Senyumku mengembang semakin lebar. Ini adalah malam yang sudah lama aku impikan.
Malam itu, di sebuah restoran ramen yang sederhana, kami tertawa dan berbicara tentang banyak hal. Anya bercerita tentang penelitiannya, tentang mimpinya menciptakan AI yang benar-benar empati. Aku bercerita tentang pekerjaanku sebagai pengembang chatbot untuk layanan pelanggan.
"Kamu tahu, Kai," kata Anya sambil menyeruput kuah ramennya, "aku kadang merasa kasihan pada AI. Kita memprogram mereka untuk memahami emosi, tapi mereka sendiri tidak pernah merasakannya. Apakah AI bisa benar-benar tahu bagaimana rasanya sakit hati?"
Pertanyaan Anya membuatku terdiam. Aku teringat perasaanku sendiri, rasa sakit hati yang kurasakan setiap kali melihat Anya dan Mark bersama.
"Mungkin tidak saat ini," jawabku pelan. "Tapi mungkin suatu hari nanti, dengan teknologi yang semakin canggih, kita bisa menciptakan AI yang benar-benar merasakan emosi. Tapi entah apakah itu ide yang bagus. Rasa sakit hati adalah bagian dari menjadi manusia. Itu membuat kita lebih kuat, lebih berempati."
Anya menatapku dengan tatapan yang sulit kuartikan. "Kamu terdengar seperti pernah mengalaminya, Kai."
Aku tersenyum pahit. "Siapa yang tidak pernah?"
Suasana menjadi hening sejenak. Kemudian, Anya kembali berbicara, "Kamu tahu, Kai, aku sering merasa seperti robot dalam hubungan. Aku terlalu fokus pada logika dan analisis, sehingga aku lupa merasakan. Aku butuh seseorang yang bisa membantuku merasakan lagi."
Jantungku berdebar kencang. Apakah ini yang kumimpikan selama ini? Aku memberanikan diri menatap mata Anya.

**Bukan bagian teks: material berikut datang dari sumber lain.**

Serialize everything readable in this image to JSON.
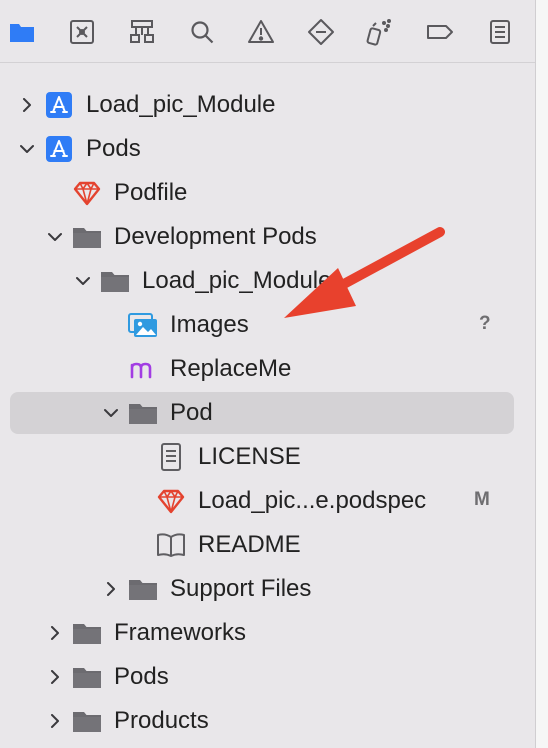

"Mungkin aku bisa membantumu, Anya," kataku, suaraku bergetar sedikit.
Malam itu, setelah mengantarkan Anya pulang, aku berjalan kaki di bawah langit malam yang bertabur bintang. Pikiranku dipenuhi dengan kata-kata Anya. Apakah dia benar-benar tertarik padaku? Ataukah aku hanya terlalu berharap?
Keesokan harinya, aku menerima pesan dari Anya. "Kai, presentasiku berjalan lancar. Aku dapat banyak pujian. Terima kasih sekali lagi."
Aku membalas, "Senang mendengarnya, Anya. Kalau ada masalah lagi, jangan sungkan untuk menghubungiku."
Beberapa hari berlalu. Aku dan Anya terus berkomunikasi, membahas tentang teknologi, tentang kehidupan, tentang mimpi. Aku merasa semakin dekat dengannya.
Suatu sore, Anya meneleponku. "Kai, bisa ketemu? Ada yang ingin kubicarakan."
Kami bertemu di sebuah kafe kecil dekat kampus. Anya tampak gugup.
"Kai," kata Anya, menarik napas dalam-dalam, "aku ingin jujur padamu. Aku dan Mark... kami sudah putus."
Duniaku seolah berhenti berputar. Aku mencoba menyembunyikan kegembiraanku yang meluap-luap.
"Maaf mendengarnya, Anya," kataku, berusaha terdengar simpatik.
"Sebenarnya, alasan kami putus... karena aku sadar aku tidak bisa berhenti memikirkanmu, Kai. Kamu selalu ada untukku, kamu selalu mendukungku, dan kamu membuatku tertawa. Aku... aku rasa aku jatuh cinta padamu."
Air mata kebahagiaan menggenang di pelupuk mataku. Akhirnya, penantianku selama ini terbayar.
"Anya," kataku, meraih tangannya, "aku juga mencintaimu. Sudah lama sekali."
Anya tersenyum, air mata masih membasahi pipinya. "Jadi, bagaimana? Maukah kamu membantuku merasakan lagi?"
Aku mengangguk mantap. "Dengan senang hati."
Mungkin, pikirku, AI belum bisa merasakan sakit hati. Tapi cinta, cinta itu nyata. Dan cinta, seperti kode program yang rumit, membutuhkan waktu, kesabaran, dan sedikit bantuan dari orang yang tepat. Mungkin, cintaku pada Anya adalah bug dalam sistemnya, sebuah anomali yang tak terduga. Tapi aku tidak peduli. Aku siap menjadi error yang paling indah dalam hidupnya.